In the words of one of the twenty-first century’s best scientific minds, Stephen Hawking: “It is no good getting furious if you get stuck. What I do is keep thinking about the problem, but work on something else. Sometimes it is years before I see the way forward.”

Whenever advances in science and technology are announced, the conclusions are often followed by phrases like: “this technology is still ten years away” or “we will have to wait five years to see results”. Did you ever wonder, did the results obtained after those agonising few years conflict with these scientists’ hypotheses?

On top of that, was the perfect idealised outcome actually reached at the end of those five years? Were their hopes and predictions for the project realised and ultimately, was the time worth the wait?

A controversial scientific leap forward within recent history was cloning. Candid cloning dates back to 1997 in Scotland.The first case of cloning was performed on Dolly the sheep. Dolly was an exact genetic replica of her mother.

Scientists have spent a long time trying to extend the scope of the research of cloning to humans. This flurry of ideas and excitement enables them to ponder what could be achieved to benefit humankind through the manipulation of the human genome.

Back in 1997, it was thought that by the year 2010, cloning would be helping to create a new and perhaps better generation of humans. As you might now realise, unless we have a major breakthrough between now and Christmas, you won’t be receiving your very own clone under the tree in three months time.

This is an example of a technology which promised unimaginable results, but has not yet delivered. Perhaps this is not to do with faults in the theories and technology, but due to the moralistic and religious debates which can stunt scientific progress.

What can be amazing about scientific predictions though is how little they can sometimes realise the scope of what they encompass.  Accidental discovery is a cornerstone of scientific progress. Research by Alexander Fleming into bread mould led to the discovery of antibiotics.

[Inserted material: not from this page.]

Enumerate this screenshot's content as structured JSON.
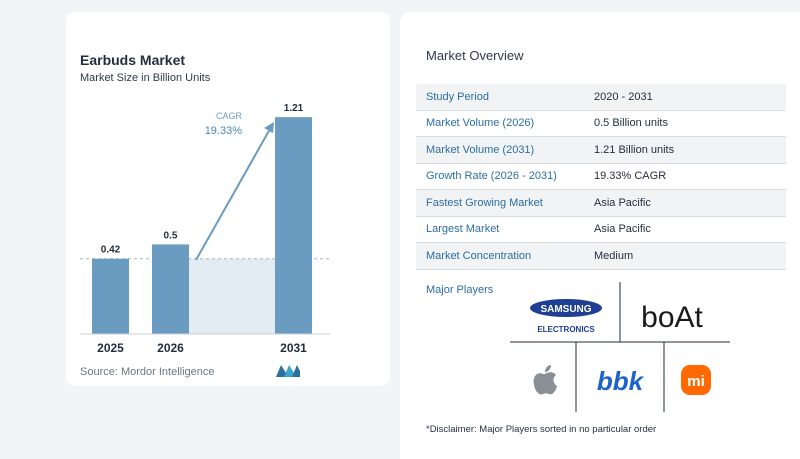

Examples of up-and-coming technologies that should be ready before 2025, include the digital home and algae biofuels. The digital home is still ten years off schedule.

Algae biofules were still ten years away, according to Shell, at the end of November 2009. There has been a spark of interest in producing fuel from algae since the middle of the last century. The US Department of Energy have carried out pioneering research on this alternative, environmentally-friendly fuel from 1978 to 1996, nearly a fifth of a century project.

Interestingly enough, your very own artificial pancreas should be ready by 2015, which may get to you before the development of algae fuels. Emotional robot pets are another fascinating arena of technology once again, nowhere near completion, but something that has been promised for years. As time elapses, people’s expectations only grow in anticipation of such proposals.

Scientists, inventors, engineers and all the people involved in breakthrough technologies find it profoundly difficulty to meet its ever-growing demands. Robot development takes a lot of time and with a consumer cycle being so short on certain products, scientists can be forced to act quickly.

An invention in development that has baffled people for years is the hover car, which is an almost impossible fantasy in the eyes of the ordinary person.  Apparently, the hover car is the future. Just not the near future.

Driving a car in thin air will probably become common place one day. We’ll hopefully all receive our chance to experience some of the exhilarating thrills Harry Potter has experienced with the wave of a wand.  Hover cars could be the transportation of tomorrow, but don’t take this literally. It will most definitely be a few tomorrows down the line before this invention makes its way to the market.

Who knows where science will be in five, ten or even twenty years? Scientists often claim to know, but only time will tell if they are correct. It is said that patience is a virtue, but the long haul can be agonising.